As vezes, você registra alguém. Não é um grande reconhecimento, nem um grande evento. É algo bobo, e que costuma passar desapercebido. Ao longo de um dia típico, uma pessoa que vive no mundo moderno passa por centenas de pessoas, milhares se você trabalha no centro, e todas essas pessoas passam desapercebidas. Mas aí, algo acontece, e você registra alguém.

Algo bobo. Alguém que você ficou olhando na fila do supermercado, ou que estava no mesmo elevador que você na hora do almoço. Pode ser alguém que discutiu com o gerente na fila do banco, ou que correu atrás do ônibus. Ou simplesmente algo que aconteceu sem justificativa. Por algum motivo, naquela hora, você travou o olhar em uma pessoa e a registrou.
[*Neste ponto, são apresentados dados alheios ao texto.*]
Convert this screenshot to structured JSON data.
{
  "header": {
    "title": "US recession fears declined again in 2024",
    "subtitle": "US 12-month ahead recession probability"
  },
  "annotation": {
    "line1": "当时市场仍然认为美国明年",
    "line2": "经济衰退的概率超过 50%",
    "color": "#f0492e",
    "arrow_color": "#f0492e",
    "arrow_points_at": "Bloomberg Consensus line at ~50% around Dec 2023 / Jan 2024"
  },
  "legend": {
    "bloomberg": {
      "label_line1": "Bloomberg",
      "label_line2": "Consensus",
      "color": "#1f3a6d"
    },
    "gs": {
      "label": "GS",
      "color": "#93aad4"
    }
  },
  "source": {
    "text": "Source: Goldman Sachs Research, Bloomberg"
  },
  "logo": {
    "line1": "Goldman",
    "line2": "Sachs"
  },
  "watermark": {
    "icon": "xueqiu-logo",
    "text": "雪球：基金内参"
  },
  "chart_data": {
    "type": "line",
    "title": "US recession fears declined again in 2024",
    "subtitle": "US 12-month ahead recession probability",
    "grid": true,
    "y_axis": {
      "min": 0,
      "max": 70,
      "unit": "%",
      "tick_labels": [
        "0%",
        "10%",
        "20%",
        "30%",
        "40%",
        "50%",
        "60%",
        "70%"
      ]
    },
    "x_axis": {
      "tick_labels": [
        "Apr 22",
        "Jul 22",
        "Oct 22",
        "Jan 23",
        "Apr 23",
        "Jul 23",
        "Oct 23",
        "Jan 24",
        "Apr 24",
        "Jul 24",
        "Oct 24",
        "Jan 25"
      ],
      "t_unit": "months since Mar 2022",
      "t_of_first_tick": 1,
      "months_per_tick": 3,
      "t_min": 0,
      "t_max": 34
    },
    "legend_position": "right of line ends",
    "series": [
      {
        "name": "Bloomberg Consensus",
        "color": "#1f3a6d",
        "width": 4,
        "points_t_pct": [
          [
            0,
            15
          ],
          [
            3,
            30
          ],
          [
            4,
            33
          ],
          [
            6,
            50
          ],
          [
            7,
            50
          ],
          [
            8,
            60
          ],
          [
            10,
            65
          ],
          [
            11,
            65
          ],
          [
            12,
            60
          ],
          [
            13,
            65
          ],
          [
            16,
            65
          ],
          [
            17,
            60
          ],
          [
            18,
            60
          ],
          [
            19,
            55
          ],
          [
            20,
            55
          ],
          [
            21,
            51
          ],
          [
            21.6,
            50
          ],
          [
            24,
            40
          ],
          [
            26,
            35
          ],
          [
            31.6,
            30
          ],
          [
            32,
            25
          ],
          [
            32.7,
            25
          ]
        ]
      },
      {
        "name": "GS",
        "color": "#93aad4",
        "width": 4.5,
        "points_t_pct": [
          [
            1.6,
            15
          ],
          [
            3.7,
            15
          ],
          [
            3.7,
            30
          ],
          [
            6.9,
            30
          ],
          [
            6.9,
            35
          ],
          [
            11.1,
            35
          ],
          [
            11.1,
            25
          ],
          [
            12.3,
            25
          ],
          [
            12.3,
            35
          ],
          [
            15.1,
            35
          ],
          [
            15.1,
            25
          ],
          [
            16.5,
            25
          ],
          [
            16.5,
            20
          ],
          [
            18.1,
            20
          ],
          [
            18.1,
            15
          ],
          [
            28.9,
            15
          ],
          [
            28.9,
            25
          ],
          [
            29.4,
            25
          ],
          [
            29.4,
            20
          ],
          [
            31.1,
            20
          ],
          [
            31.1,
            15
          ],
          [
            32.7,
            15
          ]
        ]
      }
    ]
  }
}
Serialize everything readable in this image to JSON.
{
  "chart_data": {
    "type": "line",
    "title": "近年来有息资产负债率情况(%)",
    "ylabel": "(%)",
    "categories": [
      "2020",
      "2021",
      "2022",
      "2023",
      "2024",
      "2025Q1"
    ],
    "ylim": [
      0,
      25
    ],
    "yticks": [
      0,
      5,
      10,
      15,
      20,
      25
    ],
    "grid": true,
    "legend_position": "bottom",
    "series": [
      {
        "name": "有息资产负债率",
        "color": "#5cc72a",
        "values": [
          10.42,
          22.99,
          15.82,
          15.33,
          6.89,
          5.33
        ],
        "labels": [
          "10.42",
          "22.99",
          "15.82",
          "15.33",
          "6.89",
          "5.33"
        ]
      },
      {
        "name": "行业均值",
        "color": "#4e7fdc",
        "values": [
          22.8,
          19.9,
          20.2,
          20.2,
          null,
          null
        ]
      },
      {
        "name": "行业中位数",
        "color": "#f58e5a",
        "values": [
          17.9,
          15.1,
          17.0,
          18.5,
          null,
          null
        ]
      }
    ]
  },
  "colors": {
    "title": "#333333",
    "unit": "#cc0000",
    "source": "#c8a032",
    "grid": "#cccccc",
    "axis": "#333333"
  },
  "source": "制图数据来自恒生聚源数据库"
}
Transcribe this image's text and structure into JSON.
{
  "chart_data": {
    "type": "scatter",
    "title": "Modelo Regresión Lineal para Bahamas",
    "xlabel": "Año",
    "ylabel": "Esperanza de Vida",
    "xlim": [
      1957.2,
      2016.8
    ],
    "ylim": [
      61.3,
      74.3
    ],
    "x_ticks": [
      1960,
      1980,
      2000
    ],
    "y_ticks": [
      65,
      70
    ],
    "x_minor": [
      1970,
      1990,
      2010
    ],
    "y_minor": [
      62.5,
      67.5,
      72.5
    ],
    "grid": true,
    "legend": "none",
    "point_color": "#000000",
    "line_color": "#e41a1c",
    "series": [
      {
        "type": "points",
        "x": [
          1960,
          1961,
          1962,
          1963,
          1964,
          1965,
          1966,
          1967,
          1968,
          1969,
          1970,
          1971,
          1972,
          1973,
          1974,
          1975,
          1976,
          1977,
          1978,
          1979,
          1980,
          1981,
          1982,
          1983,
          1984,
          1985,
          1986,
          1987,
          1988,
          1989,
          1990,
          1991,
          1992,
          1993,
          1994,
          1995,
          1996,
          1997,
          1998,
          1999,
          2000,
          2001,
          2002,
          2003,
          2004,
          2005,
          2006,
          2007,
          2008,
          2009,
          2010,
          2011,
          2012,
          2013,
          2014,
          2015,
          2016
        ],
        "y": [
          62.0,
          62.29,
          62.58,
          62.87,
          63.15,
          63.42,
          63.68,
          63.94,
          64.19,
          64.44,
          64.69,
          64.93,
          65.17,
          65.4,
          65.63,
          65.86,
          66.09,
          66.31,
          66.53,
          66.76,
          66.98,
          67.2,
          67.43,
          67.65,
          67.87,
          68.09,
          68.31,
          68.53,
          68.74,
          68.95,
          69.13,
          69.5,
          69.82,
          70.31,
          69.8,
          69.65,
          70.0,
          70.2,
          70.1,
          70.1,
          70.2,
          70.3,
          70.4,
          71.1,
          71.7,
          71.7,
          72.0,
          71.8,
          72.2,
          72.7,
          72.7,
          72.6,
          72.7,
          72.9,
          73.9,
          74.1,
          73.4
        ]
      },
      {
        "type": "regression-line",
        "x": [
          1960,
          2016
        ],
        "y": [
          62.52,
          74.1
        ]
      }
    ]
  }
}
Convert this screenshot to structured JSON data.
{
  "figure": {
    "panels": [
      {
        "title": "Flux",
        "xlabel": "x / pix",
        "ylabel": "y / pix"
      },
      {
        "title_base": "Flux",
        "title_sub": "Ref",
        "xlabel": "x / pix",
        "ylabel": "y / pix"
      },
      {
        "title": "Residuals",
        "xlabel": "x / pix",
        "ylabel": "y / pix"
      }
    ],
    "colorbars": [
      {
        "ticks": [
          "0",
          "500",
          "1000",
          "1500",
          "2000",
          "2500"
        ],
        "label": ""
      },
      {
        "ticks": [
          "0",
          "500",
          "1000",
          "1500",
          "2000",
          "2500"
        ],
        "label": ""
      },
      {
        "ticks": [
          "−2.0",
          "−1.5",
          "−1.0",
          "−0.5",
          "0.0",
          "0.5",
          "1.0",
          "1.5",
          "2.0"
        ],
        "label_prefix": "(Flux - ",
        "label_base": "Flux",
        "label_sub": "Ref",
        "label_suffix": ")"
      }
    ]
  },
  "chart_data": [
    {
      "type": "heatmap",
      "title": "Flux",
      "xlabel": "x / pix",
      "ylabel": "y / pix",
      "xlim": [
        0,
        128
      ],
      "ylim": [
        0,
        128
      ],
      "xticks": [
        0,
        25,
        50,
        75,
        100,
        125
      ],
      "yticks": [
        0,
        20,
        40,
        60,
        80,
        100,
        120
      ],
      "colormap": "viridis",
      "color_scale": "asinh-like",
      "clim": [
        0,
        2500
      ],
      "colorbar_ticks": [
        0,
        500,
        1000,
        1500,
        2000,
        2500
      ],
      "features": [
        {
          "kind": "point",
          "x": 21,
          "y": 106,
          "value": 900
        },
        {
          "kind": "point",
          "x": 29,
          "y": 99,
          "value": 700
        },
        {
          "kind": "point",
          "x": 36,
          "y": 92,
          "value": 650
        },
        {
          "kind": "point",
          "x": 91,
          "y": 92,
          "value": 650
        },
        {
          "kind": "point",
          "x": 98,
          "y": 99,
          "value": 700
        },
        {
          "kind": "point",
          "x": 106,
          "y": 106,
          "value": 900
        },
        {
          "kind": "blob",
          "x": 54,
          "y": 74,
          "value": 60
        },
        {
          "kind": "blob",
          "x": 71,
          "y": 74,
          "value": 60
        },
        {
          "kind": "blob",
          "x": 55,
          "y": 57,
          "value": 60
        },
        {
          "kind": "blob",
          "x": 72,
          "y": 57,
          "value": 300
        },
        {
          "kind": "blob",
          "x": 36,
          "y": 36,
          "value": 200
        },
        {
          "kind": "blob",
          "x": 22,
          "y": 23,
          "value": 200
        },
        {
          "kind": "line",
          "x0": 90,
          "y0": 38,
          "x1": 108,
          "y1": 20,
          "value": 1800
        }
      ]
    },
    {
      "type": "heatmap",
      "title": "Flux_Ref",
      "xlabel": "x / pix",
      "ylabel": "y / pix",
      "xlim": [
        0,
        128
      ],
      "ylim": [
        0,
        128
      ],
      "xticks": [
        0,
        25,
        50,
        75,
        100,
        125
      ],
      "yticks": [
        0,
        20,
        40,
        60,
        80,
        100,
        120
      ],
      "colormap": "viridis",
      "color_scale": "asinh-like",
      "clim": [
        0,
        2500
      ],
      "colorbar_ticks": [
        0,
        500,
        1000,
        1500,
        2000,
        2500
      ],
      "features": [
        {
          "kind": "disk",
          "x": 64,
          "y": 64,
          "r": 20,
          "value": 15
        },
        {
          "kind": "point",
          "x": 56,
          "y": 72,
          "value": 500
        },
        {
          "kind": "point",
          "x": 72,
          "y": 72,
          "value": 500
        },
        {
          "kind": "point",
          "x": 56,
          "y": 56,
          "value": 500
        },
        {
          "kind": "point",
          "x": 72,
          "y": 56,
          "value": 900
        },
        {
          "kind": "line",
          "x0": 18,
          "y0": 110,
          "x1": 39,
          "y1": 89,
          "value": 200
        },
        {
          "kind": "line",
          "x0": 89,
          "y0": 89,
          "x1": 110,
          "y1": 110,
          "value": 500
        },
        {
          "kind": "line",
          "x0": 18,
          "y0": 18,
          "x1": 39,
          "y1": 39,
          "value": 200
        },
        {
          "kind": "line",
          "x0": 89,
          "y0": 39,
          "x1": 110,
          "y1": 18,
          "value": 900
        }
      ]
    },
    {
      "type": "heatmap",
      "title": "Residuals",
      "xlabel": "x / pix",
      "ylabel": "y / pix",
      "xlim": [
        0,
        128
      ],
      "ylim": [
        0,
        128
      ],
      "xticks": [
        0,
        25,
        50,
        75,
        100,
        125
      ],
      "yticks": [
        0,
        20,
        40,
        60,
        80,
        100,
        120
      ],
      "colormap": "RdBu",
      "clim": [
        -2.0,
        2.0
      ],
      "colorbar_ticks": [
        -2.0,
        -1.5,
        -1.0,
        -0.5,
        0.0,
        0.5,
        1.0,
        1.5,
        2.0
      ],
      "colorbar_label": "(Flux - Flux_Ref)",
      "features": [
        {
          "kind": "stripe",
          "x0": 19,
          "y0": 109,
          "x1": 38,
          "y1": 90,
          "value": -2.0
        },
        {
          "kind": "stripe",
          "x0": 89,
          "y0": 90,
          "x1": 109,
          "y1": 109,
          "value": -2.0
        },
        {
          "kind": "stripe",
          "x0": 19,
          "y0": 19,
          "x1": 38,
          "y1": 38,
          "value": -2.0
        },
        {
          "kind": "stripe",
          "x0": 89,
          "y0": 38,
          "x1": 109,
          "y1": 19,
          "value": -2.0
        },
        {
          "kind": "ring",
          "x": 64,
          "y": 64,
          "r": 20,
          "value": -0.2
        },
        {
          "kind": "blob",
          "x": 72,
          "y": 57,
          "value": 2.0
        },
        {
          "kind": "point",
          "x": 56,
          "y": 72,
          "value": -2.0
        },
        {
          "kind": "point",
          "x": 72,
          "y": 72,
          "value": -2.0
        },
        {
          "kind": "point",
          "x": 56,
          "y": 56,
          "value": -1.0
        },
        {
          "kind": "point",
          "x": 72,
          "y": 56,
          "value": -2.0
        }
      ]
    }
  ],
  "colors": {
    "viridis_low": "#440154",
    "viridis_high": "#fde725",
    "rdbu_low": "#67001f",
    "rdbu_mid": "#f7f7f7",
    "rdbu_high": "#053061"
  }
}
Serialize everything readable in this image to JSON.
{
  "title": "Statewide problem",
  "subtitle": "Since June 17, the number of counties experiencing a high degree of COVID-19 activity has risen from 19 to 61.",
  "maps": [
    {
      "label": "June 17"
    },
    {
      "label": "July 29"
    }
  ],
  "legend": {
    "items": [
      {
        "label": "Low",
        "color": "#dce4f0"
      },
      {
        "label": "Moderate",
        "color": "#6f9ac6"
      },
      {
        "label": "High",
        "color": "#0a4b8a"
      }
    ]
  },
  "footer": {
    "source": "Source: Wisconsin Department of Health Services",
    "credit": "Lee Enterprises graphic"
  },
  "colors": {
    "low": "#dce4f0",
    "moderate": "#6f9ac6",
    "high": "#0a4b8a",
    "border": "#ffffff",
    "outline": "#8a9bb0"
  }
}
Nada demais até então. As vezes, até é deixado para lá. Só que, de repente, você começa a notar essa pessoa, no meio da multidão que atravessa sua visão todos os dias. Você nota quando a encontra sempre em um determinado lugar, fazendo uma determinada coisa. Não é uma obsessão, não é uma paixão ou outro tipo de observação minuciosa. Você só destaca essa pessoa no meio do mar de gente que vê. Dentre todas as pessoas que você vê todo dia, essa é a que você realmente nota.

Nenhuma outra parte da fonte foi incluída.